When relocating its Sydney headquarters to a new office building, the Boston Consulting Group (BCG) demanded a design that was complex, radical, experimental, and distinctive. Our previous experience collaborating with BCG gave us solid footing to choreograph a workplace that pushes boundaries and distinguishes BCG from the mainstream.
With a firm understanding of its core values, we conceived an overarching metaphor of ‘trans’ — transglobal, transcending, transdisciplinary, transformative. This metaphor served as a catalyst for the fitout’s bold aesthetics and unique floor plate, which is divided into a series of ‘villages,’ each with 25 employees, ranging from partners to associates to consultants.
Each village consists of enclosed (focused) spaces and open (collaborative) areas. There are informal meeting spaces and short-term ‘fly-in’ benches, which each have a distinctive feel. Each village has warm timbers, open colored ceilings, and suspended glowing lights.
To distinguish each village and reinforce the company’s promotion of knowledge, ideas, intelligence, and originality, employees were asked to nominate 10 ‘transcenders’ — people of historical significance. Each identity — some of which included Nelson Mandela, Coco Chanel, and Albert Einstein — were developed into custom-designed graphics referencing the various colors of the villages. This device not only creates a branded spatial experience and lends each room its own idiosyncratic atmosphere, but it also presents a logical navigation throughout the fitout.
As visitors enter, they encounter ‘Light in Translation’ — a 40-foot-long light installation that features hundreds of artfully suspended panels. Each panel is intricately laser-etched with one of 20 images, referencing the core industries to which BCG consults.

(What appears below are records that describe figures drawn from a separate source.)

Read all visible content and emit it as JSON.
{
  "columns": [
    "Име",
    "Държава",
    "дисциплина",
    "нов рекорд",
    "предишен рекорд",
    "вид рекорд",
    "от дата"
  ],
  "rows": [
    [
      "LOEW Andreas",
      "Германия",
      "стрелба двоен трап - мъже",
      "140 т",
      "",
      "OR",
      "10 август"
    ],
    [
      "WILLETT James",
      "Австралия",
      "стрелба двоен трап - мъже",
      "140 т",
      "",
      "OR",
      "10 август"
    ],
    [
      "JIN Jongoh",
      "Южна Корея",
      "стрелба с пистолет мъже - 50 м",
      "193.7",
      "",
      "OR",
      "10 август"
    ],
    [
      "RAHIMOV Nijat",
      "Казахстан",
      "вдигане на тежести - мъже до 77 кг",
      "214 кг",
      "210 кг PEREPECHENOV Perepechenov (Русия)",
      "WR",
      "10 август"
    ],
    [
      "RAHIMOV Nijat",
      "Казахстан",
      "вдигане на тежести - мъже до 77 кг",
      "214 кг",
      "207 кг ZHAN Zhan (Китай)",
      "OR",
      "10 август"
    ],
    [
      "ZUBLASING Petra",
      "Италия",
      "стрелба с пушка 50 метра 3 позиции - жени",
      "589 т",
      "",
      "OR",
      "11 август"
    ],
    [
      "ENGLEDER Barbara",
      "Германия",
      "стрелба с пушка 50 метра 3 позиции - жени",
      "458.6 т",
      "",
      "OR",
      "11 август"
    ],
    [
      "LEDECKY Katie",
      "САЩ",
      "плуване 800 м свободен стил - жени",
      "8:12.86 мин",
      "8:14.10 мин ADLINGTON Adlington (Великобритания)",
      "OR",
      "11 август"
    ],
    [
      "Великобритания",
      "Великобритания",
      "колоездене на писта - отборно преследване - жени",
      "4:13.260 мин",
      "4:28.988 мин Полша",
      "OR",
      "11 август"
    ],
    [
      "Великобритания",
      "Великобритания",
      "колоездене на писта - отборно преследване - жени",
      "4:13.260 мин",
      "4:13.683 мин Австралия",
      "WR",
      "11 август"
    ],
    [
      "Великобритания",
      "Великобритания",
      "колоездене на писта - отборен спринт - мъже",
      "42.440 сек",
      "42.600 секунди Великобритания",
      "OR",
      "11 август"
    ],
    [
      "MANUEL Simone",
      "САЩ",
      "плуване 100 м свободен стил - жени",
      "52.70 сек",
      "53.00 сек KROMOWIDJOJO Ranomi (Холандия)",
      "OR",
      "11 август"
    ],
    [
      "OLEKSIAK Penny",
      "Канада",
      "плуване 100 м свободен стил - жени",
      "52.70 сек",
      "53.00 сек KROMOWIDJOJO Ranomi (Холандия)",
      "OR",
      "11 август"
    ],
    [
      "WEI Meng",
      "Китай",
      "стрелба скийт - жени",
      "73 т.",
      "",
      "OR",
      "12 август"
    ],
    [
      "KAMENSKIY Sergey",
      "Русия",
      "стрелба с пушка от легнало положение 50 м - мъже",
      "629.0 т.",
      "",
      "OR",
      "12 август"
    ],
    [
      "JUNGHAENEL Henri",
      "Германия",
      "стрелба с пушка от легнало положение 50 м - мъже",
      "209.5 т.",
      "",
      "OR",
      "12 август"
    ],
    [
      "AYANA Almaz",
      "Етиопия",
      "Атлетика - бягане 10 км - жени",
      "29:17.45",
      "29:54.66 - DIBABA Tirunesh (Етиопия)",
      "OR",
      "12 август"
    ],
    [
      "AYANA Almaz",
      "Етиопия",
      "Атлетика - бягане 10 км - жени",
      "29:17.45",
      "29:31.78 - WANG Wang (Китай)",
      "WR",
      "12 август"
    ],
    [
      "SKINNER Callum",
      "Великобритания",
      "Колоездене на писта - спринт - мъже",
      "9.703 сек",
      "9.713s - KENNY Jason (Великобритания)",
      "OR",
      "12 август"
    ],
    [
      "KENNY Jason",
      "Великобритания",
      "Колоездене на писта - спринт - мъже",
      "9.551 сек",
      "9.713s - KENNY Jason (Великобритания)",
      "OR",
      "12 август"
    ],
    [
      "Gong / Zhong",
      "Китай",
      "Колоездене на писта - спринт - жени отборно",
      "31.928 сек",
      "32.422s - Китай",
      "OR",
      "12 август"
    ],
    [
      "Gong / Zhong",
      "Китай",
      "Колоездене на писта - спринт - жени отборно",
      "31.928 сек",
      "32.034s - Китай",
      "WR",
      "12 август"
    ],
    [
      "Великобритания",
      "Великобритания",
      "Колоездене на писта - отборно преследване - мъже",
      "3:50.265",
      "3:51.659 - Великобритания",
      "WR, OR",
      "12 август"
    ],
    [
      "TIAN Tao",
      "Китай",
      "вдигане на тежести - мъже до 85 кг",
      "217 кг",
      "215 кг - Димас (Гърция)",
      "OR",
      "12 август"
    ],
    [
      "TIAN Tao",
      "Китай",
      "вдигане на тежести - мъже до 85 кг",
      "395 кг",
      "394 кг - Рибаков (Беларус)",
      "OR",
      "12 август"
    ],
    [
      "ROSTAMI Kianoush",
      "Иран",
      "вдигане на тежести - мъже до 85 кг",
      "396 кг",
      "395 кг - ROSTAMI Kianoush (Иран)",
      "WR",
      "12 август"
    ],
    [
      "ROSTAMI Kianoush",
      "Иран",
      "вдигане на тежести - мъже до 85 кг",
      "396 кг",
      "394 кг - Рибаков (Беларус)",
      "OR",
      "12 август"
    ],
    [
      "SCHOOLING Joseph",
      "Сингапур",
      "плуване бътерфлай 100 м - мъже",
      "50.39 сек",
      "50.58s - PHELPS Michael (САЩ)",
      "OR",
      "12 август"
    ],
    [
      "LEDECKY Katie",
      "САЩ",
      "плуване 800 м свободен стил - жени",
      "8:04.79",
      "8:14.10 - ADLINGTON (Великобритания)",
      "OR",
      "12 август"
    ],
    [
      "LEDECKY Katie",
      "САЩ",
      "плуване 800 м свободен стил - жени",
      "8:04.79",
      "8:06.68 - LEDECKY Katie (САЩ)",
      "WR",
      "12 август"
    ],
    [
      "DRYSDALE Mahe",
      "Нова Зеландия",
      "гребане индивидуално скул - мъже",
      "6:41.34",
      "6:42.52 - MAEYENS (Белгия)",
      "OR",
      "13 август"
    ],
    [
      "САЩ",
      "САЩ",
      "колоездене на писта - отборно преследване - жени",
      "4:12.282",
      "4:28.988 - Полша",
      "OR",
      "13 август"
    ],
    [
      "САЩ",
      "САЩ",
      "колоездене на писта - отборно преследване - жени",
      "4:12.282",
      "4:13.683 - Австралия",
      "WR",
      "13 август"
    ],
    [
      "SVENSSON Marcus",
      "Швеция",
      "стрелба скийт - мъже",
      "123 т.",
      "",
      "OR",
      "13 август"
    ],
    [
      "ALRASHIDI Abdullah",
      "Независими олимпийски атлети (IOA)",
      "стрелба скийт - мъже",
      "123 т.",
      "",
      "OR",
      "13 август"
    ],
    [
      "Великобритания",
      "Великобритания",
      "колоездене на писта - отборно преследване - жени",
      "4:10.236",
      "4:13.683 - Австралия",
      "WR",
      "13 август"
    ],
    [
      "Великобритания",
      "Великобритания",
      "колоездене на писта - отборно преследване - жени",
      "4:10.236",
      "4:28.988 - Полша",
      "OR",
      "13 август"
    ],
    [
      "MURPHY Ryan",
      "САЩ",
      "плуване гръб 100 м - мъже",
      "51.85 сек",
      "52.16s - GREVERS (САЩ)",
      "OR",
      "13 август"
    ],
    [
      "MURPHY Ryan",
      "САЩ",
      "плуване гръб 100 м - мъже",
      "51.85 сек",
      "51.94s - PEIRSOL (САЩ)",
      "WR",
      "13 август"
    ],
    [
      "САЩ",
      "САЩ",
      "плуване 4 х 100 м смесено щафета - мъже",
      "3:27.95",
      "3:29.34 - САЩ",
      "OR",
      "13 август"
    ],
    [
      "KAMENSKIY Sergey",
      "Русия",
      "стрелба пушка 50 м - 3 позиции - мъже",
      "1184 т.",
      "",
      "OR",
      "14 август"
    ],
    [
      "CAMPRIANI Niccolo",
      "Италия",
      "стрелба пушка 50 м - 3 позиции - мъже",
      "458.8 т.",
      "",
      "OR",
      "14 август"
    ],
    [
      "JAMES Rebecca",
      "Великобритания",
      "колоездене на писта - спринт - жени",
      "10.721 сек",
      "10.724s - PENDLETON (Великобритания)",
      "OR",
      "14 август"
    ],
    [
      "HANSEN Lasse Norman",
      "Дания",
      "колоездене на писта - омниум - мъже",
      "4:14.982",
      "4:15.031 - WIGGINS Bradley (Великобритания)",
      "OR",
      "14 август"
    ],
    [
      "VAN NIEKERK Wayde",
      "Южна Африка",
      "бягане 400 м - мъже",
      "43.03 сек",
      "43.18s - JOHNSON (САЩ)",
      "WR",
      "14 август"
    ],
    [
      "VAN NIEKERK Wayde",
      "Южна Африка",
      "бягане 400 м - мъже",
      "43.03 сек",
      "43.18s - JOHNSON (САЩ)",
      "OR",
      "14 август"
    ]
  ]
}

The light installation relies on the interactivity of passersby to be fully realized. As visitors walk to reception, a sequence of animated light patterns mimics their movements. This mimicry creates an evocative experience and an immersive path of navigation. It illustrates BCG’s core philosophy to be collaborative, individual, and experimental. And like the suspended staircase, which visually anchors the office, the wall is a feat in design and engineering.
Delivered on time and significantly under budget, this ingenious approach to spatial planning, aesthetics, and branding facilitates the evolution of BCG into something increasingly progressive and transitional.